It is conceivable that by now you have figured out that I am mightily fond of Mexican, Tex-Mex, Mexican American and Mexican influenced foods and flavors. Having grown up in rich farm country where the migrant workers not only settled eventually but brought a veritable second-town of family and friends to join them over time, I was blessed to be fed by a number of eateries in our area run by the fantastic chefs all trained by one little lady in their hometown. By rights, she should have a whole county in Western Washington named after her at the very least, though I might suggest a shrine as more appropriate, because thanks to her a whole lot of us have faithfully eaten exceedingly well on both roots food from her teachings and wonderful inventions and innovations based on them.
Having moved to Texas might even be considered a logical next culinary or at least dietary step in my lifelong love of La Cocina Mexicana.
In any event, I will keep today’s post simple but say that once again I was influenced by that saintly lady’s culinary offspring when I entered the kitchen to begin dinner prep. I had intended to make something with the big gulf shrimp I had tucked into the freezer, but until it was really dinnertime I wasn’t sure but that I’d repeat the recent quick, hot-weather meal of the previous week, where I simply poached the cleaned shrimp and served them as part of a sort of deconstructed Louis or Cobb salad cousin.
Which would’ve been fine.
But, you know, I opened the refrigerator and saw a carton of leftover broth-cooked rice and suddenly I got all faint and dreamy-eyed and (cue theremin music and wavy-screen fantasizing-fade here) thought with longing of one of Our Lady of Mexico‘s disciples’ lovely Arroz con Camarones–that beloved combination of rice and shrimp favored by all of the Latin coastal cultures–this one a favorite version I miss from back in Tacoma.

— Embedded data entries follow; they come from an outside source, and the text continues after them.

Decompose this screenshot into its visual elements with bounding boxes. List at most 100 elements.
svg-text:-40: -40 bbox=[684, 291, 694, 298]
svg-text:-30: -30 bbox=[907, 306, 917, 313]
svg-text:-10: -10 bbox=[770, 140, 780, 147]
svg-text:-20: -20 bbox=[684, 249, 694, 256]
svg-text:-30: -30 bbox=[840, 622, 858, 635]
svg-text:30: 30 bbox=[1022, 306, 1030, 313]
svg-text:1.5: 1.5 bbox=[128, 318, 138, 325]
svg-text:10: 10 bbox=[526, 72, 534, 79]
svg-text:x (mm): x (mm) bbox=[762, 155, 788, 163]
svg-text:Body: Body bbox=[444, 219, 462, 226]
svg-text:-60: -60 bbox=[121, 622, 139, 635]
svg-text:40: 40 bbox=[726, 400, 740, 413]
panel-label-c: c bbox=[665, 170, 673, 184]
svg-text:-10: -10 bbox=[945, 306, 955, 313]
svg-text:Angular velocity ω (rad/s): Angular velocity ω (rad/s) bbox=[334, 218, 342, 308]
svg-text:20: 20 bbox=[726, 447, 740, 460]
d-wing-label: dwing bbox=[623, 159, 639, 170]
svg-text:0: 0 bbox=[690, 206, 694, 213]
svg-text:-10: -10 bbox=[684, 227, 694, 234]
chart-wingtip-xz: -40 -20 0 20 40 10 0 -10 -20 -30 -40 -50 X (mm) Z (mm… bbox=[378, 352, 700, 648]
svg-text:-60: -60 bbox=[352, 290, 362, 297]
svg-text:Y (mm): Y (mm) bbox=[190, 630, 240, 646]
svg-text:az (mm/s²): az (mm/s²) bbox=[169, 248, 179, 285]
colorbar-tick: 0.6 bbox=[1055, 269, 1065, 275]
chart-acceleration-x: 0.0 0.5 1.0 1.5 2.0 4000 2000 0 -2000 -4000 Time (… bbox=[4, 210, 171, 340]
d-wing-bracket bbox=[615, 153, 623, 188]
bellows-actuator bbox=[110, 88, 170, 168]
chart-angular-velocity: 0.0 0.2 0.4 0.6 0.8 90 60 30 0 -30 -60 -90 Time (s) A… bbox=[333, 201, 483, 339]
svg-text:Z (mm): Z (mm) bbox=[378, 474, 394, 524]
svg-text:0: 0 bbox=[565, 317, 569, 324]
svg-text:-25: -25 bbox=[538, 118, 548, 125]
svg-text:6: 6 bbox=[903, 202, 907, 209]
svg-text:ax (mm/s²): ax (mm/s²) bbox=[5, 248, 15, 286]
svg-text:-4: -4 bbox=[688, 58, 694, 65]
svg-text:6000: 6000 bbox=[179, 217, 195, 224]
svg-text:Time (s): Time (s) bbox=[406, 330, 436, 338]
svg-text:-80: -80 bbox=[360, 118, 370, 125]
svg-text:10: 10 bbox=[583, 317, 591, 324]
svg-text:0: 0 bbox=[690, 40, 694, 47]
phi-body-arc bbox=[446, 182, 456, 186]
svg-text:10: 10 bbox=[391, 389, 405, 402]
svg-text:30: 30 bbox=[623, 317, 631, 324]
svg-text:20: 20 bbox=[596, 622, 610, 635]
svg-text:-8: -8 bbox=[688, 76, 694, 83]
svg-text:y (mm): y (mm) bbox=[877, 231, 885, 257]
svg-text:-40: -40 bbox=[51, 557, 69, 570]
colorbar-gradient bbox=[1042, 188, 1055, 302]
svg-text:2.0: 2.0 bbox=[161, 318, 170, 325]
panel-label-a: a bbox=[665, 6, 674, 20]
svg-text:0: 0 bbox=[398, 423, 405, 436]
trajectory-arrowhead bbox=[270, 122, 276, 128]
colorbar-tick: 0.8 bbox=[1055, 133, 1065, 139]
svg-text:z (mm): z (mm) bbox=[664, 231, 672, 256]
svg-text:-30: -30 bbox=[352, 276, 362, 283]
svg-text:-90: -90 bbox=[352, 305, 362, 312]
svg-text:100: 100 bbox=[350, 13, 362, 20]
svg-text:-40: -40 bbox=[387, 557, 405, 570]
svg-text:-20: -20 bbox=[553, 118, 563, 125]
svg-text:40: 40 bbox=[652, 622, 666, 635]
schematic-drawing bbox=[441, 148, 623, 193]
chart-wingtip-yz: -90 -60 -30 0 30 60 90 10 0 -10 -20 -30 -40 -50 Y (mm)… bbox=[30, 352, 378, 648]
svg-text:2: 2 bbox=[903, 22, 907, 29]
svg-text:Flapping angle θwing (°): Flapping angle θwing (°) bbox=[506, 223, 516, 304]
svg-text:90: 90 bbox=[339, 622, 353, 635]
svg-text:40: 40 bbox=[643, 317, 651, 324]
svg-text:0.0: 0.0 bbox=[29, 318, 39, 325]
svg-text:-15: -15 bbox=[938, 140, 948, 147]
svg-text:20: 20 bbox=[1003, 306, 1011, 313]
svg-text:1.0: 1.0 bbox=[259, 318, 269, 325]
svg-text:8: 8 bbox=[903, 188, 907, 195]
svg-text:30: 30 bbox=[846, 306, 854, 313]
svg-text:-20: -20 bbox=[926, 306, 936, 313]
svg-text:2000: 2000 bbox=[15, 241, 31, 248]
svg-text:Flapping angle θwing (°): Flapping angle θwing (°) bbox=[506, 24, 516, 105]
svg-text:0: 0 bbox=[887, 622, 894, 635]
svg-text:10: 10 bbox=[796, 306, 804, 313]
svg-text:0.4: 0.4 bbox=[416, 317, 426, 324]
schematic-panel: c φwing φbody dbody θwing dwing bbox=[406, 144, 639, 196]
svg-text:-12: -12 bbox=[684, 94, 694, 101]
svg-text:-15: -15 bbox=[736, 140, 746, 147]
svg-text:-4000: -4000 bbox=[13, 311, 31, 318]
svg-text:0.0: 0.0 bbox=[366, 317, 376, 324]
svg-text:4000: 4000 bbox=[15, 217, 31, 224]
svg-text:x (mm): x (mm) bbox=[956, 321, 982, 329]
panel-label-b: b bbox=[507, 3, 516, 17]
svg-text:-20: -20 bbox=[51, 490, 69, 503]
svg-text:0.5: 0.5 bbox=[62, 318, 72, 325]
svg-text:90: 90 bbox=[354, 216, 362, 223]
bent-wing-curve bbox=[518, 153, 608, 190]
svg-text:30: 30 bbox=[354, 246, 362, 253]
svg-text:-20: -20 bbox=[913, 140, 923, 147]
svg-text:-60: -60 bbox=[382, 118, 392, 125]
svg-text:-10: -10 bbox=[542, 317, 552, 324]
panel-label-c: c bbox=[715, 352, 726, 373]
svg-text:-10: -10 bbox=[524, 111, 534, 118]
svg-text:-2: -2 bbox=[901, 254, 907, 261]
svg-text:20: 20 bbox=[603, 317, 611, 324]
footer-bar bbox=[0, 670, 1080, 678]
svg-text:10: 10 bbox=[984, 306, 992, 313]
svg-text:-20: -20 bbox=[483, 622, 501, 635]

So this day’s shrimp were coarsely chopped and kept on hand with a finely-slivered slice of leftover ham (to add some bacon-y goodness, and to help clear out the fridge) while I sautéed about a scant cup each of julienned carrots, sliced celery and chunky-cut mushrooms in some flavorful bacon fat just until crisp-tender with a little black pepper and some cumin, added the freshly squeezed juice of one big orange and about a cup of slightly drained crushed tomatoes (I used Muir Glen‘s fire-roasted tomatoes, since I like the flavor spike they add) and cooked the vegetables and sauce until slightly thickened, adding the prepared shrimp and ham just long enough to lightly cook the shrimp through. Served over the warmed rice, and with a dollop of whole yogurt to stand in for the absent crema, it was almost as good as I remembered.
I did have to add the hovering Abuelita in imagination to complete the effect.
Boy, do I miss real Mexican food!
I would be bereft without it. Today we let one of our little local joints do the cooking, and I got wonderful ‘Quesadillas Ranchito’ that were far more like massive shrimp tacos: jammed full of big chunks of Gulf shrimp; chopped tomato, carrot, celery; melted Monterey Jack-style cheese; baby spinach leaves, cilantro, guacamole and sour cream. I had to ditch the tortillas just to get my mouth around forkfuls of the yummy fillings. Sigh!
Ok, now you’re just bein’ mean… 😉
I love the look of your dish, Kathryn. If it tastes half that good, I’m in heaven. Theres so much more to fine Mexican food than just tacos. In my last neighborhood was a family-owned Mexican restaurant. Over the years, I got to know the family very well and I went from ordering from the menu to having them just “fix me something.” What a treat! Unfortunately, the building’s owner tried to take advantage of their success and raised the rent some exorbitant amount. They left and the space remained vacant well over a year. Even now, the new restaurant doesn’t come close to having the clientele that “Angel’s” had. And I’ve yet to find a Mexican restaurant where I feel comfortable enough to say “fix me something.”
Yes, I mourn those sorts of losses too! Richard and I were looking at news from a favorite town out west and discovered that a landmark restaurant in that area (probably been there 50 years) just closed and a favorite Thai place in the next town over closed recently too. WAAAAAH! Guess we have to enjoy ‘our’ places doubly, knowing they can disappear any old time. Meanwhile, I can at least assure you that the dish above is incredibly easy to make, especially if one has skills like yours in the kitchen.